A "descarnavalização" na mídia

            Tríduo momesco era o nome engravatado, pernóstico. Tornou-se impróprio – os três dias esticaram-se para quatro, cinco ou até sete. Além disso, ninguém sabe pronunciar direito, nem o que significa. Momo caiu em desuso e folia virou sinônimo de viagens ao exterior ou monumentais engarrafamentos de trânsito.
          Carnaval tinha máscaras, fantasias, confete, malícia. Um par de coxas entrevistas debaixo das saias rodadas provocava delírios. Hoje, com tanta bunda e peitos em oferta, foi-se embora a sensualidade, perdeu a graça.
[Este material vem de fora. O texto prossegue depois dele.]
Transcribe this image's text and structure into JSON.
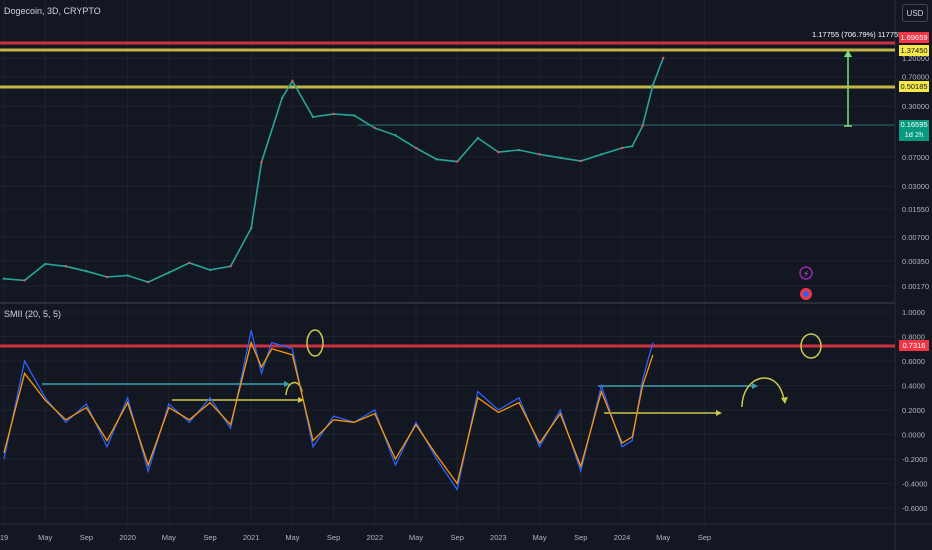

A escala torna tudo muito chato. O lança-perfume tinha algo de misterioso, um jatinho nas costas da(o) pretendida(o) insinuava muita coisa; foi trocado pela mensagem direta do crack, do ecstasy e da coca.
          O que é um bloco, um rancho, um desfile de carros alegóricos com críticas aos poderosos? Os enredos das escolas de samba são todos comprados, quase sempre por poderosos interesses políticos, e os camarotes compartilhados por poderosos interesses econômicos. Um dos mais belos folguedos populares do mundo foi transformado no show-room da contravenção e da corrupção. Falta apenas a adesão de alguma seita neo-evangélica para transformar-se no retrato da impunidade.
          Na Bahia, no Recife, em alguns recantos do Nordeste e do Rio, o Carnaval ainda tem algo de autêntico. Conservou um pouco da alegria original, a gozação, a musicalidade, a animação, expansividade, brejeirice. O que rola nos sambódromos – a genial invenção do antropólogo Darcy Ribeiro para glorificar a enganação – de popular tem pouco.
          A idéia da apoteose no desfile das escolas de samba agravou a encarniçada disputa pelos prêmios e liquidou a socialização da alegria, da espontaneidade e criatividade. A manchete do Globo no domingo, 6/2 ("Relatório da Liga mostra contradições de jurados – justificativas de votos revelam falhas no julgamento das escolas em 2004"), expõe cruamente a metamorfose da antiga malandragem artesanal em trambicagem industrial.
          A mídia é o espelho da descarnavalização do carnaval. É a causa e efeito. A eletrônica injetou-lhe doses maciças de showbiz com apenas alguns dos seus atributos, mas todos os seus efeitos perversos — o close-up, o branqueamento, o vedetismo, a comercialização e o fim do espírito satírico.

Terrível sucedâneo

          A transformação dos semanários em publicações de auto-ajuda acabou com uma fascinante disputa federal entre O Cruzeiro e Manchete para mostrar quem cobria mais bailes, quem descobria as mais deslumbrantes desconhecidas e os foliões mascarados. Vendiam-se centenas de milhares de exemplares, em edições normais e especiais. Com apenas um Carnaval devidamente colorido as empresas saíam do vermelho e voltavam ao azul.
          O fenômeno mais interessante é o desaparecimento nas redações dos catedráticos do samba e das tradições populares. Cada redação tinha os seus (espalhados nas diversas editorias, mas convocados a partir de janeiro para a missão especial). Nem todos boêmios, a maioria engravatada, mas capazes de cantar as marchinhas de 20 anos atrás, citar enredos, nomear os mais famosos mestres-salas e garbosas porta-bandeiras.
          Esses carnavalescos eram os escudeiros das tradições, memória e pauta. Jornal e Carnaval andavam juntos e todos ganhavam, sobretudo os leitores. Ficou tudo reduzido à questão da escala e dos plantões, quem trabalha e quem folga, quem cobre os camarotes e quem faz a corrida dos hospitais ou estradas.
          A tal marcha do tempo e o irresistível impulso do progresso criaram um terrível sucedâneo da folia: indiferença.

Alberto Dines
(Publicado originalmente no Observatório da Imprensa em 08 de fevereiro de 2005)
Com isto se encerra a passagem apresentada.